Sister Glen also gives insights into some of the various people we encounter in Scripture. Not many, I suspect, spend a lot of time with the prophetess Anna, who encountered Mary, Joseph and the baby Jesus in the Temple, but Glen allots an entire chapter to her.  From her description, I can say that I will never look at that meeting the same way again, nor will I think of Anna as a sort of “bit” player next to the more verbose Simeon, even though both rejoice in the birth of this child. And Sister Glen doesn’t hesitate to take some personages to task:  “Solomon grieves me,” she says.  “[He] held the pearl of great price in his hand (wisdom) … but he threw it away (to seek after false gods.).”
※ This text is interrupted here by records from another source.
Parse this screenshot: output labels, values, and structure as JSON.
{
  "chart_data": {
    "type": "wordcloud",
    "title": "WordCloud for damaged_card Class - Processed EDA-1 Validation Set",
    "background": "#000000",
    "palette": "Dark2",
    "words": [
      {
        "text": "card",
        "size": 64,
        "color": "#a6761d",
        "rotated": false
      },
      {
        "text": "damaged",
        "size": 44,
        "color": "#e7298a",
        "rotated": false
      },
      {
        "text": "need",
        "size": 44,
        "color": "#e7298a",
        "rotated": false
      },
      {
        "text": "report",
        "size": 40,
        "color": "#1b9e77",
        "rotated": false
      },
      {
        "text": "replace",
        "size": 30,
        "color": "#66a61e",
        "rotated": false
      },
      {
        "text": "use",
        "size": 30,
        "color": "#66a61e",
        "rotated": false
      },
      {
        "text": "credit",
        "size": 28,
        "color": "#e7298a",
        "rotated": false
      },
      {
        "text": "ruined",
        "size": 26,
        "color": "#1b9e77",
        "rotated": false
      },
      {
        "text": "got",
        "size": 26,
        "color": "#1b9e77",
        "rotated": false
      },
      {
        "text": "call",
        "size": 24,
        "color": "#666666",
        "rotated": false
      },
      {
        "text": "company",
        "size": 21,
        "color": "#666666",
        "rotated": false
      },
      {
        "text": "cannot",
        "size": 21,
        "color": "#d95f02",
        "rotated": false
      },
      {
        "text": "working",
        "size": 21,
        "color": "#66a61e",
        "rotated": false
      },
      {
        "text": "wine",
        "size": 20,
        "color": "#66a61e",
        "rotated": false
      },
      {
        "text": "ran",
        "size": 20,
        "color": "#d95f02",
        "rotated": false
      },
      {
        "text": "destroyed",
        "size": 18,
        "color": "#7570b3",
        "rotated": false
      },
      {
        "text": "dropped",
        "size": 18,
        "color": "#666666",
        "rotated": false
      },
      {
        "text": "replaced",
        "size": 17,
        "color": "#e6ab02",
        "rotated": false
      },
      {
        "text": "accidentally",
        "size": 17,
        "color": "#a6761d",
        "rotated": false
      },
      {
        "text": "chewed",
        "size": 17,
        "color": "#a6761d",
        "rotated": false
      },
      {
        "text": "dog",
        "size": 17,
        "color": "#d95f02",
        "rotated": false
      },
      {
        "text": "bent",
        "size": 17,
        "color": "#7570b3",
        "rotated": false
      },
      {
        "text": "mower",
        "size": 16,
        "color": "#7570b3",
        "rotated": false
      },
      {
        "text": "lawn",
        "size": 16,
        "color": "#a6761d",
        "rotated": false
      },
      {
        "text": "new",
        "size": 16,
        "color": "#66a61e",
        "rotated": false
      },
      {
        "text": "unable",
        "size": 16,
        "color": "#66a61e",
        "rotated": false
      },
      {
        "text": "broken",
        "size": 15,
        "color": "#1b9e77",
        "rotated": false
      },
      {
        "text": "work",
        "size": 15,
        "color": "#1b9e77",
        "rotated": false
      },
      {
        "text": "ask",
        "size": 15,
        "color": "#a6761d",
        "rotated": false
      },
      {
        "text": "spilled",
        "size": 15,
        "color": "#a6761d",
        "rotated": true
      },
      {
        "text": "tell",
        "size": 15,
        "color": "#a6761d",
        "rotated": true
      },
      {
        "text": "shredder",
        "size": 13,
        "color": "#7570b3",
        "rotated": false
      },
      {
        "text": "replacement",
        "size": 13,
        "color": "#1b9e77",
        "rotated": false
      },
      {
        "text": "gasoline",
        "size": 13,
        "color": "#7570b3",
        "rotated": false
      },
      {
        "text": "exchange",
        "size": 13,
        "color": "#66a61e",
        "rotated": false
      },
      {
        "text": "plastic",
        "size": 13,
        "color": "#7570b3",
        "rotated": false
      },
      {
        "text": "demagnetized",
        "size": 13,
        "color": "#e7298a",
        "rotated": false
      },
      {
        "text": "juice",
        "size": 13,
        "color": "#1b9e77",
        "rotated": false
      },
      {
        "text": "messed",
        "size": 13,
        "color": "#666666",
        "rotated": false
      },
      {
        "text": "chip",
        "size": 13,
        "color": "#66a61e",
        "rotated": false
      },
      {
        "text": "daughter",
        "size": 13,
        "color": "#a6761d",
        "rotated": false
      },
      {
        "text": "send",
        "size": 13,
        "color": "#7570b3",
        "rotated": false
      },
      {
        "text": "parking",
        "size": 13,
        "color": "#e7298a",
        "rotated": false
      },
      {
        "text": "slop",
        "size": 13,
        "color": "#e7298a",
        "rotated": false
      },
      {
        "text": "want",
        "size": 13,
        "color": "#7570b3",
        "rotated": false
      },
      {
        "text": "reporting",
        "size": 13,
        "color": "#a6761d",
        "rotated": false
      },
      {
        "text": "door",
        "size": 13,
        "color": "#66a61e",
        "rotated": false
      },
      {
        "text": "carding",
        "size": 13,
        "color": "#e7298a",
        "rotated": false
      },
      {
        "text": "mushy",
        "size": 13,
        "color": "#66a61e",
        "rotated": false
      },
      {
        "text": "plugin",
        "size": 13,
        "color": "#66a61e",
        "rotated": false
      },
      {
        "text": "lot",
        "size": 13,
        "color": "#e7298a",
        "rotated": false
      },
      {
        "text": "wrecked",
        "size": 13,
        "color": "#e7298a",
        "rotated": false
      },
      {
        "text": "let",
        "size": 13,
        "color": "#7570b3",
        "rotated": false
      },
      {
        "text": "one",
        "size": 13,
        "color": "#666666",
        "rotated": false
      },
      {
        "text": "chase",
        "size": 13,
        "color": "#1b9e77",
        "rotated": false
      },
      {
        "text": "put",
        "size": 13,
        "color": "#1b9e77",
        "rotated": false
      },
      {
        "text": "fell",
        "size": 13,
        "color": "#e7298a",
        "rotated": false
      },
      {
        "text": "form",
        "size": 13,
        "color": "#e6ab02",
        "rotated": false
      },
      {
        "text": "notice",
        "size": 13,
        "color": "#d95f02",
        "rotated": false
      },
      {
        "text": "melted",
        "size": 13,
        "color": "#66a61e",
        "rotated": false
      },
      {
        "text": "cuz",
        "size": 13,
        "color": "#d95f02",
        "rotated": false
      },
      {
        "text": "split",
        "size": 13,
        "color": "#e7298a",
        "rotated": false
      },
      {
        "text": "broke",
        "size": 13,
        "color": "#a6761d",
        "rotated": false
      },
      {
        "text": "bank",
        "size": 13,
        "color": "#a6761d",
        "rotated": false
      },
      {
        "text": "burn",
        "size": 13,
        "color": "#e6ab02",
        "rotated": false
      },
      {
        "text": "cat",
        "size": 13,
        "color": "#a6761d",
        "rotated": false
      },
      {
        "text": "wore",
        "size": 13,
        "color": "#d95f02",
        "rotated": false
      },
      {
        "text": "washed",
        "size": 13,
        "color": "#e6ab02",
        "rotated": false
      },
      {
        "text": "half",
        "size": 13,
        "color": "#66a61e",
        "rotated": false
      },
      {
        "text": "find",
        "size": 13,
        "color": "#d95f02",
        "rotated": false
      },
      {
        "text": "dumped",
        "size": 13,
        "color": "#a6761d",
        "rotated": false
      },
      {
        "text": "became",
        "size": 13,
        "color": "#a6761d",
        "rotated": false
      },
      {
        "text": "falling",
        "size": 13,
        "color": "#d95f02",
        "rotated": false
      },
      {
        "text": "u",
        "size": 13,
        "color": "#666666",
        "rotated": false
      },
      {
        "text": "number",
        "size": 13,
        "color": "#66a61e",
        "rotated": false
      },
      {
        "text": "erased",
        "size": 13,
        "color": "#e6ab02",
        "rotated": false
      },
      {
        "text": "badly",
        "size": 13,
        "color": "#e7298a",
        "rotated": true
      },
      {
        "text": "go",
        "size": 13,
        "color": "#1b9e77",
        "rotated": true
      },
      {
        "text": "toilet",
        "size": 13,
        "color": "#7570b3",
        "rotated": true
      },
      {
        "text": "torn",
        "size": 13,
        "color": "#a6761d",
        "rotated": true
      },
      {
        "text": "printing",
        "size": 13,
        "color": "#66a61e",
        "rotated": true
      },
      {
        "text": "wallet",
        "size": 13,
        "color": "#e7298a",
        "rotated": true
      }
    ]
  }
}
Sister Glen then devotes some of her reflections to what she calls Prayers and Psalms — including some of the prayers we hear at Mass — as well as separate sections on both Advent and Christmas, Lent and Easter. In every case, the reader is invited to rest and reflect anew on something already familiar and comforting from both prayer and Scripture. And in times that can seem unremittingly dark, Sister Glen’s book — and its lamplight — come as a welcome read.

Author bio:

Sister Genevieve Glen, OSB, is a contemplative nun of the Abbey of St. Walburga in northern Colorado, where she has taught in the formation program.  She also conducts retreats in the retreat house and in many Benedictine monasteries of women and men. A poet and essayist, she writes regularly on prayer and Scripture for Give Us This Day and is the author of “Sauntering Through Scripture: A Book of Reflections.”